Fromm menyebut bahwa Carl Gustav Jung seorang psikolog, karib dari Sigmund Freud, merupakan seorang nekrofilis. Sempat dalam suatu perjalanan bersama dengan Freud, ia asik menceritakan mayat dalam pembantaian. Namun, nekrofilia yang diidap oleh Jung ini malah ia jadikan sebagai penelitiannya, bukan kelemahannya.
Ada lagi Hitler, pimpinan Nazi Jerman ini gemar terhadap kematian lawan yang tak se-ras dengannya. Ia bahkan sempat memandangi mayat dengan tatapan datarnya. Ia tak sekali pun menampakkan ekspresi sedih atau menyesal terhadap mayat yang telah ia bunuh. Ironis.
Di samping itu, seorang nekrofilia justru menjadi seseorang yang tertib, obsesif, dan penuh kendali. Mereka begitu terobsesi pada sesuatu yang terstruktur. Hampir tak ada sesuatu pada diri nekrofilis yang tak sesuai dengannya.
Lawan dari nekrofilia adalah biofilistis atau cinta terhadap kehidupan. Mereka, para biofilistis, gemar sekali melestarikan kehidupan dan memerangi kematian. Mereka tumbuh dengan cinta dan menikmati kehidupan.

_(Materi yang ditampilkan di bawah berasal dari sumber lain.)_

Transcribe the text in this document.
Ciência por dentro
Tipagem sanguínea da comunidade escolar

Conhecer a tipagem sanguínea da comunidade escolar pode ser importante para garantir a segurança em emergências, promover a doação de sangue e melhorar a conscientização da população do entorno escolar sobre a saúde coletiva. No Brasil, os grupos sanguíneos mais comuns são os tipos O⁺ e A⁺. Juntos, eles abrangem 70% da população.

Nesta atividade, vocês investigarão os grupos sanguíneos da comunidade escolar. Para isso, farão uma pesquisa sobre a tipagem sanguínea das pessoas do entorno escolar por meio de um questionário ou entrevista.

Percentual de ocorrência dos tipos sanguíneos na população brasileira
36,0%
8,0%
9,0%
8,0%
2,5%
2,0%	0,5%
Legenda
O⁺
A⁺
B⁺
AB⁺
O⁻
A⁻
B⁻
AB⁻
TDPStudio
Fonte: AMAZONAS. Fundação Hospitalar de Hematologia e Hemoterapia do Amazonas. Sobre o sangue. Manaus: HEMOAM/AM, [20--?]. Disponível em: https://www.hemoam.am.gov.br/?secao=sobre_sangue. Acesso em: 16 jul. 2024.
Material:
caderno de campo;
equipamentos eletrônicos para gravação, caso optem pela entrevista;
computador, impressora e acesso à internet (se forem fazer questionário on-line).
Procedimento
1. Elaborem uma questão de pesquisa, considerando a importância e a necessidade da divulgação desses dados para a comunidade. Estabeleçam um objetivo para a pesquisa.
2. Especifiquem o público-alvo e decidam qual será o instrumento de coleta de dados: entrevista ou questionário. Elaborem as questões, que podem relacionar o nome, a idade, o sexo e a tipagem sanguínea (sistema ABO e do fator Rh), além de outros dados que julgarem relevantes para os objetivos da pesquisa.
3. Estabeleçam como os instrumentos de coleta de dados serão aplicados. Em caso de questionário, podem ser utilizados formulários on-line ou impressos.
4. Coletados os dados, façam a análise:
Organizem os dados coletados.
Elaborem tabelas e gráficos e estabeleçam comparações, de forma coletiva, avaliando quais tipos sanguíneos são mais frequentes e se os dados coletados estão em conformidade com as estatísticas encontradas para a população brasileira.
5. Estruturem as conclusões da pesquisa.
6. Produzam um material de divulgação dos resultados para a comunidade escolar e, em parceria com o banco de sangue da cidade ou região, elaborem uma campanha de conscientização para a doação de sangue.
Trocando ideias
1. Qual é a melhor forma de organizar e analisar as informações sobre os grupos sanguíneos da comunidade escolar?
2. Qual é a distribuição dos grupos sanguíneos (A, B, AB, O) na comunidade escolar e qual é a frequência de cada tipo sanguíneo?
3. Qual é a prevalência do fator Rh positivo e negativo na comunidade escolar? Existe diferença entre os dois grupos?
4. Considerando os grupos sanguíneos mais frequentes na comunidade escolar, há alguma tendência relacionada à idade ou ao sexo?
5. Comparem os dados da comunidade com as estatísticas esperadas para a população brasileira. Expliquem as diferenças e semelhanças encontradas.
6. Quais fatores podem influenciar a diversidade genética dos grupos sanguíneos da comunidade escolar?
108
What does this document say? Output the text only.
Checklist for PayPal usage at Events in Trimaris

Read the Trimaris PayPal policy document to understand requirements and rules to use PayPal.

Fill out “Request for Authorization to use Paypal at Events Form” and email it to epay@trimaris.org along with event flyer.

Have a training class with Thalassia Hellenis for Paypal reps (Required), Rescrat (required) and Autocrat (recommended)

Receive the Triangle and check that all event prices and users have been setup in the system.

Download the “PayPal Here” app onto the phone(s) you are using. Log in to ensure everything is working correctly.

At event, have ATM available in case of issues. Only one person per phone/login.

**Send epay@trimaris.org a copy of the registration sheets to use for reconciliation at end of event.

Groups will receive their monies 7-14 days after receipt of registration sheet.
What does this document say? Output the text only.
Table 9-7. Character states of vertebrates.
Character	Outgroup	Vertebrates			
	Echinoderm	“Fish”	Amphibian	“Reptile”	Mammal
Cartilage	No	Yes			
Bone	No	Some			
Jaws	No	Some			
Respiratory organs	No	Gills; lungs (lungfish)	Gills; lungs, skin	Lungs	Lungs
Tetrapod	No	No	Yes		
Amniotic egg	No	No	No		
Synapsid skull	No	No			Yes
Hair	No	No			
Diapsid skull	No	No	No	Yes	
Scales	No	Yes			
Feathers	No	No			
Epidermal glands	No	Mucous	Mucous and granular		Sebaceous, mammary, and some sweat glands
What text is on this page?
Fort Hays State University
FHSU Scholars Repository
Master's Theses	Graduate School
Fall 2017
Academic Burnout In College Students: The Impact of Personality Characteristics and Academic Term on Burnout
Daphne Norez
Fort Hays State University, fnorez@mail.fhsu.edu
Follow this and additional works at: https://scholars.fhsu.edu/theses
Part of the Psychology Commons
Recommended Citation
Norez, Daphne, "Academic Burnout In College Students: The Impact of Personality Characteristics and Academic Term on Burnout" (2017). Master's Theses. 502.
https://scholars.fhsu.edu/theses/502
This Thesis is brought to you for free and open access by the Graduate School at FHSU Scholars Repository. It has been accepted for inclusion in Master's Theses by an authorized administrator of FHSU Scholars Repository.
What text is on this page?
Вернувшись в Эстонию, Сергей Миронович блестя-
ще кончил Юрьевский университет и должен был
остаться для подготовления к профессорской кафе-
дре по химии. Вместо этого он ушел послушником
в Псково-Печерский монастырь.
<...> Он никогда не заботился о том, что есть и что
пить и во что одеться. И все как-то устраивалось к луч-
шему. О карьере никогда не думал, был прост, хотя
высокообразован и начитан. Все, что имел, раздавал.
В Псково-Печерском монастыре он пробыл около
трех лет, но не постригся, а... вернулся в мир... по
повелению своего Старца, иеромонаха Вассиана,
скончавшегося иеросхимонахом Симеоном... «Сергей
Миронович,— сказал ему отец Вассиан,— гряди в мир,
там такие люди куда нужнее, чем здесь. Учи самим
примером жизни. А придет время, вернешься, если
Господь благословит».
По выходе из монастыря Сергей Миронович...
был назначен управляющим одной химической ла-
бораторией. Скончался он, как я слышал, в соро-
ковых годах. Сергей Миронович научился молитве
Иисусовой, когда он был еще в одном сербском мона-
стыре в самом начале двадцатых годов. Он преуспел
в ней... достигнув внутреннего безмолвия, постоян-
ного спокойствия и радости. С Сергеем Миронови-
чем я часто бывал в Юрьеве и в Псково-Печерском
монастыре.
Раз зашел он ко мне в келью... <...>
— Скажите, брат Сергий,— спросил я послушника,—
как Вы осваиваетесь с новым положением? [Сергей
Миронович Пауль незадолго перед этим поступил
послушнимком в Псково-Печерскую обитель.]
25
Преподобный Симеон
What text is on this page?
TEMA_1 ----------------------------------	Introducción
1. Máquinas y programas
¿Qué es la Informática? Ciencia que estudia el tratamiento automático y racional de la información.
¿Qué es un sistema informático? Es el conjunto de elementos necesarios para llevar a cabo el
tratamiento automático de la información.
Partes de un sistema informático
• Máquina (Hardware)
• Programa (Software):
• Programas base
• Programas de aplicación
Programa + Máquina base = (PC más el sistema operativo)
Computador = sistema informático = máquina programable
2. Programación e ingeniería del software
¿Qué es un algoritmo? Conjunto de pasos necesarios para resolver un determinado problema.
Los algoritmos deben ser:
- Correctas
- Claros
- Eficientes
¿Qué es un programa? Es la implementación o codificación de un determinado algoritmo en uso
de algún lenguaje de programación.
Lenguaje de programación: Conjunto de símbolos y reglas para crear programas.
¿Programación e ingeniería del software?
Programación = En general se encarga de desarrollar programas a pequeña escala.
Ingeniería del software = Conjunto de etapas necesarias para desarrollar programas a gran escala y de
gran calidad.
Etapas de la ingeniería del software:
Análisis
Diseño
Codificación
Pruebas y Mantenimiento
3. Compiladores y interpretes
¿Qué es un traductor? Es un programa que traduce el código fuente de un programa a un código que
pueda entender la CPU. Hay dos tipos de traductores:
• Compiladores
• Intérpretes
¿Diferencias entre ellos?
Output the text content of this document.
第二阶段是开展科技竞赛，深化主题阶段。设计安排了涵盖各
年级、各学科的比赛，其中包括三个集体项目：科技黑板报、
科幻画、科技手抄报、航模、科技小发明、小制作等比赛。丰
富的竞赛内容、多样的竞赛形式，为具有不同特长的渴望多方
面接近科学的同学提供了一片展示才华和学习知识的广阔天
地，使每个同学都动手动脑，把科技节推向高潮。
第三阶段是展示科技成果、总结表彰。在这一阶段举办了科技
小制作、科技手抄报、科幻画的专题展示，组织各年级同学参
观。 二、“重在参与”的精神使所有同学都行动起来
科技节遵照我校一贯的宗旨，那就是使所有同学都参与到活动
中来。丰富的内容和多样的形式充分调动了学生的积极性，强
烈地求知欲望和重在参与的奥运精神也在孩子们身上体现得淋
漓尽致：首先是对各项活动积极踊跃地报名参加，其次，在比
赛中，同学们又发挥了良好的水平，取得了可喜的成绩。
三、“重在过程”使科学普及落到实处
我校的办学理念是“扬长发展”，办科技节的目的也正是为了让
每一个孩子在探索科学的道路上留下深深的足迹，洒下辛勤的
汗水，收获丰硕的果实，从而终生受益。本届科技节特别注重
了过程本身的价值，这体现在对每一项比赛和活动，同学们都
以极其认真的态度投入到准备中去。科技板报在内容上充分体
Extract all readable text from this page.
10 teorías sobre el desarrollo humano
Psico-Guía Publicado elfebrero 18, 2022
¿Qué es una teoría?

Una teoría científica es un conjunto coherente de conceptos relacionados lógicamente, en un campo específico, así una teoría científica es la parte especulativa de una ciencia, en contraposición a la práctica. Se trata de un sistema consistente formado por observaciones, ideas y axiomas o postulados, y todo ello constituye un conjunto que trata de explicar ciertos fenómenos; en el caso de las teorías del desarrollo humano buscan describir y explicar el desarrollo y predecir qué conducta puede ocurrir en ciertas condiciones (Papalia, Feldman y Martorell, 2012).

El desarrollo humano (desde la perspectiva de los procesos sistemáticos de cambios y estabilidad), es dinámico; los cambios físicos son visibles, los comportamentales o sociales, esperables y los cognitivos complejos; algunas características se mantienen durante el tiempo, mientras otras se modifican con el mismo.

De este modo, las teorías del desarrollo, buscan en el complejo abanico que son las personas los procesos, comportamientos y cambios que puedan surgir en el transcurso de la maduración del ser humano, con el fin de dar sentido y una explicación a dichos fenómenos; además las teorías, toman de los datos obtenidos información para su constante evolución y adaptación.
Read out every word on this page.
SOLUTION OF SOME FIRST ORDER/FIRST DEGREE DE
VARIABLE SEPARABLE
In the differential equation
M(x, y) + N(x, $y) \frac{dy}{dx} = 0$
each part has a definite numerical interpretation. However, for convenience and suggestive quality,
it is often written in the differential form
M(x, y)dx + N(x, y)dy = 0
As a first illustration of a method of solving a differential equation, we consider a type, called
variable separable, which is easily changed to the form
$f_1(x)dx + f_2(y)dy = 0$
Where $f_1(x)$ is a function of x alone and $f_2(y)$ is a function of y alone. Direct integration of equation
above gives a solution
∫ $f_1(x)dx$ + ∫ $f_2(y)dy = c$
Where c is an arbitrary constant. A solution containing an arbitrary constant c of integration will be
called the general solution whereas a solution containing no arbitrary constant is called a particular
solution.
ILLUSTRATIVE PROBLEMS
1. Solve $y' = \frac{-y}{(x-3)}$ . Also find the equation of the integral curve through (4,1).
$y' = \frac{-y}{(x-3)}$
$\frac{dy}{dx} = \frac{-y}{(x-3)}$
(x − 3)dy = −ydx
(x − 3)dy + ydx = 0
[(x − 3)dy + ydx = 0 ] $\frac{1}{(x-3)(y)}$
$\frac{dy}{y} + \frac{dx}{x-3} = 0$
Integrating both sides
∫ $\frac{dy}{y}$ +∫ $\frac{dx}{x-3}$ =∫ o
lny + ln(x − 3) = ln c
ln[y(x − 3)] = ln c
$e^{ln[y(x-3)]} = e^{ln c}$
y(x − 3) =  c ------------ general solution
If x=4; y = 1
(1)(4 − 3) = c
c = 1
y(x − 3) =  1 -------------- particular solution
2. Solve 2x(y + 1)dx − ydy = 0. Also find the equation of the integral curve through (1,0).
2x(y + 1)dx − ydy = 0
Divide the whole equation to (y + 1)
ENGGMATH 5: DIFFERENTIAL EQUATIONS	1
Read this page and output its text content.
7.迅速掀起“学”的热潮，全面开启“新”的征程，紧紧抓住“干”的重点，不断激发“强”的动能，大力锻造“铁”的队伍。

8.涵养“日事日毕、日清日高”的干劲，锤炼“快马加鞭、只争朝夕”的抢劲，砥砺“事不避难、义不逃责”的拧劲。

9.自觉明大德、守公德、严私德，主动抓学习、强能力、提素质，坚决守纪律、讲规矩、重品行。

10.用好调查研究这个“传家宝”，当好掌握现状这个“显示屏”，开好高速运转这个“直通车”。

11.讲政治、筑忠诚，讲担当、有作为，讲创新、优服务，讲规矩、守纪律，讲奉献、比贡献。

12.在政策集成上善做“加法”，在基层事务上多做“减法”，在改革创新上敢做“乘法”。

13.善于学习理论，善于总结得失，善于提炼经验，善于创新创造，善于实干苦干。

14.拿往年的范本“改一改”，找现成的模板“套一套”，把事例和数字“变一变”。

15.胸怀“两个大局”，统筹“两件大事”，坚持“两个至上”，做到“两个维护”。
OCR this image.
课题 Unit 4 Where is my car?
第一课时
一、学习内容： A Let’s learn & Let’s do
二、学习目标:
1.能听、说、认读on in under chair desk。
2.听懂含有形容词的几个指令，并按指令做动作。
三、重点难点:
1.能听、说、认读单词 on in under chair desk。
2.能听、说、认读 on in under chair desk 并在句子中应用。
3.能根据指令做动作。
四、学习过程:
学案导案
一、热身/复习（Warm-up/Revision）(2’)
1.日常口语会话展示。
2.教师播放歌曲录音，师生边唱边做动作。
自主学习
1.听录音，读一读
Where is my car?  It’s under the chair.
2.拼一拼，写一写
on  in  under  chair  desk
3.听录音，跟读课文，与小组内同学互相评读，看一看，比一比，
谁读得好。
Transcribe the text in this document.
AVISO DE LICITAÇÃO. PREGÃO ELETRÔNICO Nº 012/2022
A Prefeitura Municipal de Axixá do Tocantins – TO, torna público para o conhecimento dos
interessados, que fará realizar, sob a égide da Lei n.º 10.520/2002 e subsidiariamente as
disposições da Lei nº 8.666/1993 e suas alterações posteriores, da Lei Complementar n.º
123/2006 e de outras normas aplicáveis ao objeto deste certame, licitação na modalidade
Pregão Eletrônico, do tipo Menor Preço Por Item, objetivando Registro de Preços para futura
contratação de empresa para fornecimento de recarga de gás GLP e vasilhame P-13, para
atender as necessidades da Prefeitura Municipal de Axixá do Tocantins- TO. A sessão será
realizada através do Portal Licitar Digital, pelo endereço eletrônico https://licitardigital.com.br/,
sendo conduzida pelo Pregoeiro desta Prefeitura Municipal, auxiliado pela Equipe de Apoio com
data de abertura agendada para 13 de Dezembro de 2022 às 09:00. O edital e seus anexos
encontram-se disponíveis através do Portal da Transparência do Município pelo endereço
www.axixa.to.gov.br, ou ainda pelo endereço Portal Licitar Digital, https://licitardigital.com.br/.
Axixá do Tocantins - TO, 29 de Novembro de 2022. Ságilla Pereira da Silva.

Lantas, apakah biofilistis lebih baik dari nekrofilia? Tak juga. Tujuan dari pembedaan terhadap keduanya bukan untuk menentukan siapa yang terbaik, melainkan mengetahui kehendak manusia. Ya, tujuan akhirnya ialah keamanan, keadilan, dan kebebasan.
“Nekrofilis murni adalah orang yang tidak waras. Biofilis murni adalah orang suci.” – Fromm, h. 65.
Kemudian, ada narsisme individual dan narsisme sosial. Saya kira keduanya dapat dikenali dengan mudah. Pasalnya, narsisme individual menjadi keyakinan terhadap diri bahwa segala sesuatu memang untuk dirinya sendiri. Narsisme bisa digolongkan menjadi positif, jika ia terlalu cinta terhadap dirinya sendiri, menjadikan diri sebagai pusat segala sesuatu. Akan menjadi negatif, jika tak ada kepercayaan terhadap diri sendiri atau cenderung meremehkan diri.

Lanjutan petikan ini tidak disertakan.